По внезапно ускорившемуся темпу ее повествования я понимаю, что ей не хочется идти дальше. Да и зачем, если она уже рассказала все, что я хотел знать о ее молодости? То, что было потом, принадлежит только ей и моему отцу. Я не спрашиваю ее, знал ли он обо всем, что она мне только что раскрыла…
С другой стороны, мама ни разу не упомянула о том, что произошло в отеле недалеко от Авиньона, и я не могу не задать еще один вопрос:
— Мама, ты случайно пересеклась с Далленбахом или последовала за ним, чтобы отомстить?
Она издает короткий горький смешок.
— Если б я действительно хотела найти доктора, то сделала бы это гораздо раньше, можешь мне поверить, и взялась бы за дело иначе… Я знаю, о чем ты думаешь, Тео. Что те события произошли очень давно и что я, возможно, все выдумала. Ты спросишь, как я могу быть уверена, что он делал со мной эти ужасные вещи, если каждый раз теряла сознание и потом ничего не помнила? Скажу тебе так: женщина чувствует такие вещи нутром. Я знаю, что этот человек сделал со мной. — Ее лицо приобрело болезненно жесткие черты.

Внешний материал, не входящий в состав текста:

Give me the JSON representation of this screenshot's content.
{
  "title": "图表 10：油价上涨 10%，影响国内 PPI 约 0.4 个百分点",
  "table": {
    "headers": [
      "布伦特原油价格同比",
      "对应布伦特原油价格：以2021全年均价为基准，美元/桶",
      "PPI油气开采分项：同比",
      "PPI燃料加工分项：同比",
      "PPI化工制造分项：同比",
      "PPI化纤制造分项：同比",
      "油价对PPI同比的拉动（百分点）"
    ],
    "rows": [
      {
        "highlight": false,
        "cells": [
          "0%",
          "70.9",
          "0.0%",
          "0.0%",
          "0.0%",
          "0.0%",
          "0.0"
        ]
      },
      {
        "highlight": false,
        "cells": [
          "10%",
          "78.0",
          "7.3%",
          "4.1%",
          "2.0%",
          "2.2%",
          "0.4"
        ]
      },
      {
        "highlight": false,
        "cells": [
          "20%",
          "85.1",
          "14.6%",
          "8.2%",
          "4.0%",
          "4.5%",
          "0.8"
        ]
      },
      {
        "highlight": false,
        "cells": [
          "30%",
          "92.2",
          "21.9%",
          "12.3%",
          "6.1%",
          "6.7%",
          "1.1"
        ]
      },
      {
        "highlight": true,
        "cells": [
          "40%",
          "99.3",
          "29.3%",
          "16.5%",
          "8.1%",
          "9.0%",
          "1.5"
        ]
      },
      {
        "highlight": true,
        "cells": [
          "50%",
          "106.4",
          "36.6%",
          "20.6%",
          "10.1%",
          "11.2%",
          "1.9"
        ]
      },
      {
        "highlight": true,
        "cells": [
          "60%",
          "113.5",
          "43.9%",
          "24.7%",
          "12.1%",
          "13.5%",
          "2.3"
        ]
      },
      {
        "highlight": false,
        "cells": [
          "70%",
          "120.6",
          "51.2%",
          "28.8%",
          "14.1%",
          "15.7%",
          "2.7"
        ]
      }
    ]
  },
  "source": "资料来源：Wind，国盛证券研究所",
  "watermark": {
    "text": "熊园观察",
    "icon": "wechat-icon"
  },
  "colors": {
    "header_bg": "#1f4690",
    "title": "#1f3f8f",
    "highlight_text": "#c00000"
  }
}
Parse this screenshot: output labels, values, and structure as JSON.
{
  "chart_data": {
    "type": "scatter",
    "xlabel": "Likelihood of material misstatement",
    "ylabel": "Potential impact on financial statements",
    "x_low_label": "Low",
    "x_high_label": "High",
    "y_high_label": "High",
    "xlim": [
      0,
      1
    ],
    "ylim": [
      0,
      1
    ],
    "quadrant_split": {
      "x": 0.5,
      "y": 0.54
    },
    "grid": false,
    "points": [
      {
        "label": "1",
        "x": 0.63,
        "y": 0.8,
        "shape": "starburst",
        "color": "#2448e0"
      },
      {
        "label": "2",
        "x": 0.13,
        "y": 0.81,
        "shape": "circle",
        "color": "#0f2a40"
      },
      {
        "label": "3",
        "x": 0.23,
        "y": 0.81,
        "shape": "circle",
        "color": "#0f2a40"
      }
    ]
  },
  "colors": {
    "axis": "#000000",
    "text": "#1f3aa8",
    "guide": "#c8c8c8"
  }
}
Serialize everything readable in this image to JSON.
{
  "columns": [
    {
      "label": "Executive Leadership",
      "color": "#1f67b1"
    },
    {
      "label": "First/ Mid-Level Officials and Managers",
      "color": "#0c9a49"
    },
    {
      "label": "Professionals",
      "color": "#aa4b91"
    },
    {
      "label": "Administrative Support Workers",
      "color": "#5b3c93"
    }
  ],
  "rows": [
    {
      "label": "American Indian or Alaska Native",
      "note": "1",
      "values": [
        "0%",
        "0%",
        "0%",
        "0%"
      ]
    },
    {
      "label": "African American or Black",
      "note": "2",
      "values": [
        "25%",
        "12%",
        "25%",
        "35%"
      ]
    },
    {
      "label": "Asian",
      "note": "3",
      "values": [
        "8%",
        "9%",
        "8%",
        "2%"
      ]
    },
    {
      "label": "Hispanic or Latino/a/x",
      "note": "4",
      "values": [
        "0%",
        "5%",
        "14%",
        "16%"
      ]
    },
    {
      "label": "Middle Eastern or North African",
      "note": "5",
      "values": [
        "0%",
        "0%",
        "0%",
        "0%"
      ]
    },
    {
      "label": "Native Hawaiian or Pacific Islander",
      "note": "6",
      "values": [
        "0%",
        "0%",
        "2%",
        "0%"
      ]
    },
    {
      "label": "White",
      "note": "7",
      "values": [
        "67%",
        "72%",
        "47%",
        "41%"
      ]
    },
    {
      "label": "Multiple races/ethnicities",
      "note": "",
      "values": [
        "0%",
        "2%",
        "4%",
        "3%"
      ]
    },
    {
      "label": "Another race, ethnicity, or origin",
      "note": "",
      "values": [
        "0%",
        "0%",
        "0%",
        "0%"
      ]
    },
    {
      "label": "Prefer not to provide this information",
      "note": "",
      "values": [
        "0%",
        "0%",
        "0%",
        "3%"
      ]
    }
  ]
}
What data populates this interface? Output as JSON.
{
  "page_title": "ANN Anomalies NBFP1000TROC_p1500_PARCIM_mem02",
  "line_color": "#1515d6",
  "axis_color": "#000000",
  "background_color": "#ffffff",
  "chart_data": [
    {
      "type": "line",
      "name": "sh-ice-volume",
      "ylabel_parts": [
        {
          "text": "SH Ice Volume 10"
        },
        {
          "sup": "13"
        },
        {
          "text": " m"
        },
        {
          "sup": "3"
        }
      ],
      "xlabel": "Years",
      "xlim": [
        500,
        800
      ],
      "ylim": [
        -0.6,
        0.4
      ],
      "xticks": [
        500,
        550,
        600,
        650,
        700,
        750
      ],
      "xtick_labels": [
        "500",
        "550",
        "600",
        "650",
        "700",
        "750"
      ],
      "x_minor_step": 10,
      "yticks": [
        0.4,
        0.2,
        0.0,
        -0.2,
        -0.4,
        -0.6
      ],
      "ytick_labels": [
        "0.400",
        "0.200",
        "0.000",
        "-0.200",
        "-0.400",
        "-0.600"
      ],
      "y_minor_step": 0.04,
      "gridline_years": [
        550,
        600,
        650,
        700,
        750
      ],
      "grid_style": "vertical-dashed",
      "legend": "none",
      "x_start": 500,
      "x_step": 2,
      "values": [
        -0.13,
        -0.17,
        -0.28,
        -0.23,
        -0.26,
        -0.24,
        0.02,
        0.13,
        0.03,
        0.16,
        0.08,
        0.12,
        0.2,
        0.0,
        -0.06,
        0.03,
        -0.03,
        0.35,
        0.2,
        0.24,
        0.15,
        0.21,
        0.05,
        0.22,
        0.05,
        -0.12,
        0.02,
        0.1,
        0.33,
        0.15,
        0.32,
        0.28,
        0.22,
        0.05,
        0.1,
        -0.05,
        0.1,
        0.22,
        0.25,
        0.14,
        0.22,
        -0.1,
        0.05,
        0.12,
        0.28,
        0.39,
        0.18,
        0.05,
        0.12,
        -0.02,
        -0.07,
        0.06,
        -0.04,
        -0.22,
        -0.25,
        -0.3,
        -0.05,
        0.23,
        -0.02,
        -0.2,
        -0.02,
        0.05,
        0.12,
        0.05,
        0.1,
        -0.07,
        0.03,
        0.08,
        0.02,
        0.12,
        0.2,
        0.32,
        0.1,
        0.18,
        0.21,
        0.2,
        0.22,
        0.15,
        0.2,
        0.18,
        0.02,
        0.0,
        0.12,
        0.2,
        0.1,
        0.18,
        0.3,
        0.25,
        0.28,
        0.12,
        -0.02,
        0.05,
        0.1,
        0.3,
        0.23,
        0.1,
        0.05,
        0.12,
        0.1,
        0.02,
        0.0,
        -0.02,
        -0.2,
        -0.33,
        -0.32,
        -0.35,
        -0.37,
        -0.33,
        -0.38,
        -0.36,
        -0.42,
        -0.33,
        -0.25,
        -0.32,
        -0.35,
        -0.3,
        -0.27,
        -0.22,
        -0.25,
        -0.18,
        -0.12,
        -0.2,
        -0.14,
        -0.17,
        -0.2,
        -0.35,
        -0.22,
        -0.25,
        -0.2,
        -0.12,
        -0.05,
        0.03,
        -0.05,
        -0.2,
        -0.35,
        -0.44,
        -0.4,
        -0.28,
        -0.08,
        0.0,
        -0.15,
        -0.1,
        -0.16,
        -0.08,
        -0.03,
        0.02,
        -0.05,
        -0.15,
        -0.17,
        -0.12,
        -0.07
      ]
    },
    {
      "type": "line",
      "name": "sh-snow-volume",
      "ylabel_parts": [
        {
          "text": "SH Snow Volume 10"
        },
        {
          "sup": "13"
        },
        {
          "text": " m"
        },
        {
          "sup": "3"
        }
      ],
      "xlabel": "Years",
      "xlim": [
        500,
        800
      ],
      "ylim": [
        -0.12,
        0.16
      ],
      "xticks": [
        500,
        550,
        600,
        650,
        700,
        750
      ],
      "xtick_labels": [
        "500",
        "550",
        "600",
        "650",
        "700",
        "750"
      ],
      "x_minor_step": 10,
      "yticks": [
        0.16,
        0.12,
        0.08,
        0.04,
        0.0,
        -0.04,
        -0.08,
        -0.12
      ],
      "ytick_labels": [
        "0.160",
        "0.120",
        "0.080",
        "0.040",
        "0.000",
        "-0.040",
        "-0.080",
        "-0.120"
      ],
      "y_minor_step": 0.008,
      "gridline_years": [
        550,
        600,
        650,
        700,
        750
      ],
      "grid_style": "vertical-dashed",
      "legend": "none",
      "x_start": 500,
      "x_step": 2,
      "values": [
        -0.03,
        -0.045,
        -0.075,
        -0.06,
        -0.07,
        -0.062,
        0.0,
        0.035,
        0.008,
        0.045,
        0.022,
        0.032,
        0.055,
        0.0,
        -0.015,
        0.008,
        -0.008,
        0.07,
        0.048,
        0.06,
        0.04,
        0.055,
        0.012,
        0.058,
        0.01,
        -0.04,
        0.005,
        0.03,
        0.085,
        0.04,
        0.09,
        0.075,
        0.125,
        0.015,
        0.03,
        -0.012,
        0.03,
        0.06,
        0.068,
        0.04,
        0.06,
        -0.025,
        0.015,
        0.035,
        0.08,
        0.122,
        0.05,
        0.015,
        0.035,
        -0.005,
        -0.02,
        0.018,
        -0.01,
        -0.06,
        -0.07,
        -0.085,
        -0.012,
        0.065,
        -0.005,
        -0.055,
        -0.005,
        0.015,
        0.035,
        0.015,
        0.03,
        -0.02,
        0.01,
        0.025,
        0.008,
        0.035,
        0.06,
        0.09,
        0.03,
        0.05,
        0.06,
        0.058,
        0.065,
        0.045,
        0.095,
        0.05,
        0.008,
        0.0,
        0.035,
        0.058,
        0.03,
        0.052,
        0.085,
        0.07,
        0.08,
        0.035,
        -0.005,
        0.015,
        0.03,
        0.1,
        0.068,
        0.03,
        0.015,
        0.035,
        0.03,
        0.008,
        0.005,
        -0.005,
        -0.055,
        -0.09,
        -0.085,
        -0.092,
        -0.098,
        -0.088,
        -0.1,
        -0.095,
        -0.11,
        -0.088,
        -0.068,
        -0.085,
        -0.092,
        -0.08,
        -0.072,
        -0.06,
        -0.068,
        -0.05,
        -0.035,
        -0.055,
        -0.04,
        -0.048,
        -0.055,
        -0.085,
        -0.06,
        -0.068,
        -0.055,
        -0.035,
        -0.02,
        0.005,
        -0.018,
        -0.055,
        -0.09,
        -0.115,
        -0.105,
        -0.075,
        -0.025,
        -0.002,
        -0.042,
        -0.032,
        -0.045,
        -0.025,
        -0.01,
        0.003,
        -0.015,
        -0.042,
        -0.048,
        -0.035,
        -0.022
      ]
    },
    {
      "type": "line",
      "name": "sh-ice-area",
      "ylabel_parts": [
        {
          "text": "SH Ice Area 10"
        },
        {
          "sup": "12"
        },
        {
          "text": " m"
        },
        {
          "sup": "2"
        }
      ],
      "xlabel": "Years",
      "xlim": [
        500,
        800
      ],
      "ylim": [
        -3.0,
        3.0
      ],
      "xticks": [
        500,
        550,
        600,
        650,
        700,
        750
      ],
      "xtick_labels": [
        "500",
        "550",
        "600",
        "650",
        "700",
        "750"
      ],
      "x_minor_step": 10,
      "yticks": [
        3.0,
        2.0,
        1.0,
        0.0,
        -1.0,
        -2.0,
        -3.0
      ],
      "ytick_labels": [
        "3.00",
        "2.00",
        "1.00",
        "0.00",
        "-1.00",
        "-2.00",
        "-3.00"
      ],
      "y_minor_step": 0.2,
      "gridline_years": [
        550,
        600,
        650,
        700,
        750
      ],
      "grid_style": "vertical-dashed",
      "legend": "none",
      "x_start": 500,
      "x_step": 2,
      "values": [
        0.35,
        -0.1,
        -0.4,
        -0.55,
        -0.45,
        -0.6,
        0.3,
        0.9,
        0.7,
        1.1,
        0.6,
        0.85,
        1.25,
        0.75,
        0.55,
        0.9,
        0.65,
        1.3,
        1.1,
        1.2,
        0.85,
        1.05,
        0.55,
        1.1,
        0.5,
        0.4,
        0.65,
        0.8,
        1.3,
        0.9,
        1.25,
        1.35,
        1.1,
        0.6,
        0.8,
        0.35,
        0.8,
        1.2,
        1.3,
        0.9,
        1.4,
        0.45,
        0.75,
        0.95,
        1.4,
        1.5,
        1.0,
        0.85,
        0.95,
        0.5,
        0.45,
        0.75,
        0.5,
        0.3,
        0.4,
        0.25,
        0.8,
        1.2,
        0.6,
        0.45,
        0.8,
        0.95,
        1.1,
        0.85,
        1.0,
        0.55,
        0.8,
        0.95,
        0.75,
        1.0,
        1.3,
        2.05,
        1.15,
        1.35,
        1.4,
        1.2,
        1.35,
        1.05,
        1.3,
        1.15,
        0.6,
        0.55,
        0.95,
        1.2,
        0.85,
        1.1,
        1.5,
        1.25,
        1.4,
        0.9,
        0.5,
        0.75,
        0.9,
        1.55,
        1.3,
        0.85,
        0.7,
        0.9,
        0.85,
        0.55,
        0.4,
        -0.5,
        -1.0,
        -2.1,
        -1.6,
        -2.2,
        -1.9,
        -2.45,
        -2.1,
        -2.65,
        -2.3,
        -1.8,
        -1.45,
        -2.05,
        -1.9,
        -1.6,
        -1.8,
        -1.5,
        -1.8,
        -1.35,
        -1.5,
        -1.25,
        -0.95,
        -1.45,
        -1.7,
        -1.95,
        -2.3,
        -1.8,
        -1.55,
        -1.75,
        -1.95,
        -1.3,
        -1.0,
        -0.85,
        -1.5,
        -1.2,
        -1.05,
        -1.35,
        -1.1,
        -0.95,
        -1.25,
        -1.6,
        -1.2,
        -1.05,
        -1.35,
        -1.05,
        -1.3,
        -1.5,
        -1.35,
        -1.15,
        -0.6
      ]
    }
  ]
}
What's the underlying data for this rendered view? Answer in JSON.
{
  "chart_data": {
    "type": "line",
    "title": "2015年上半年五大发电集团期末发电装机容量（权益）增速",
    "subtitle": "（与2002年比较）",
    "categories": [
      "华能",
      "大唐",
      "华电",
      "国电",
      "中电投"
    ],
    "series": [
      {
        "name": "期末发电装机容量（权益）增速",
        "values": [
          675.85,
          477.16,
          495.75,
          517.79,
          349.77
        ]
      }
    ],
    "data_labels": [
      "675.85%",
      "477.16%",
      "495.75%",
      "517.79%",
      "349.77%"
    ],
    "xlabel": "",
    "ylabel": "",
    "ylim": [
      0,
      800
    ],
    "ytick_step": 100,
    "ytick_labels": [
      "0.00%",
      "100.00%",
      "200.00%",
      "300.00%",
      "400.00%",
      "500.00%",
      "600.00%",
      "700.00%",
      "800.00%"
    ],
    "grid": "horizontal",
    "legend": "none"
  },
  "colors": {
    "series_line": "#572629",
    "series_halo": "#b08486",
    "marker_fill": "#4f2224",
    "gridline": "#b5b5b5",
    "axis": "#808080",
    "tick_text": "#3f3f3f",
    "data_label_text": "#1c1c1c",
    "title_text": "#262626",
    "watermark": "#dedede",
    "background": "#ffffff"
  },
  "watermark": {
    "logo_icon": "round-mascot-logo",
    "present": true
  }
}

— Я думал совсем о другом. Я уверен, что ты говоришь правду, но не понимаю, как нам добыть доказательства… Сомневаюсь, что ты — единственная жертва Далленбаха. Он работал в доме Святой Марии шесть лет, ему пришлось осматривать сотни интернированных девушек.
— У тебя будут доказательства.
— Откуда?
— У меня есть улики против этого человека. Но придется немного подождать.
Я слишком ошеломлен, чтобы отвечать, и мама продолжает:
— А теперь я хочу, чтобы ты выслушал меня очень внимательно, Тео.
К моему удивлению, она сообщает, что у нее есть сейф в швейцарском банке в Париже, где находится ключ от ее квартиры. Она уже оформила специальную доверенность, чтобы я мог получить к нему доступ. В ее глазах опять появляется тревожное выражение.
— Планировалось, что ты узнаешь о содержимом банковской ячейки только после моей смерти, но все сложилось не так, как я предполагала. Теперь у меня нет выбора: нам придется выставить прошлое на всеобщее обозрение. Ты найдешь документы и большой конверт из крафтовой бумаги, который ни в коем случае не должен открывать, Тео…
Я киваю — наверное, слишком небрежно.
— Ни при каких обстоятельствах! Ты должен пообещать мне.
— Обещаю.
— Ты отдашь его адвокату; он знает, что с ним делать.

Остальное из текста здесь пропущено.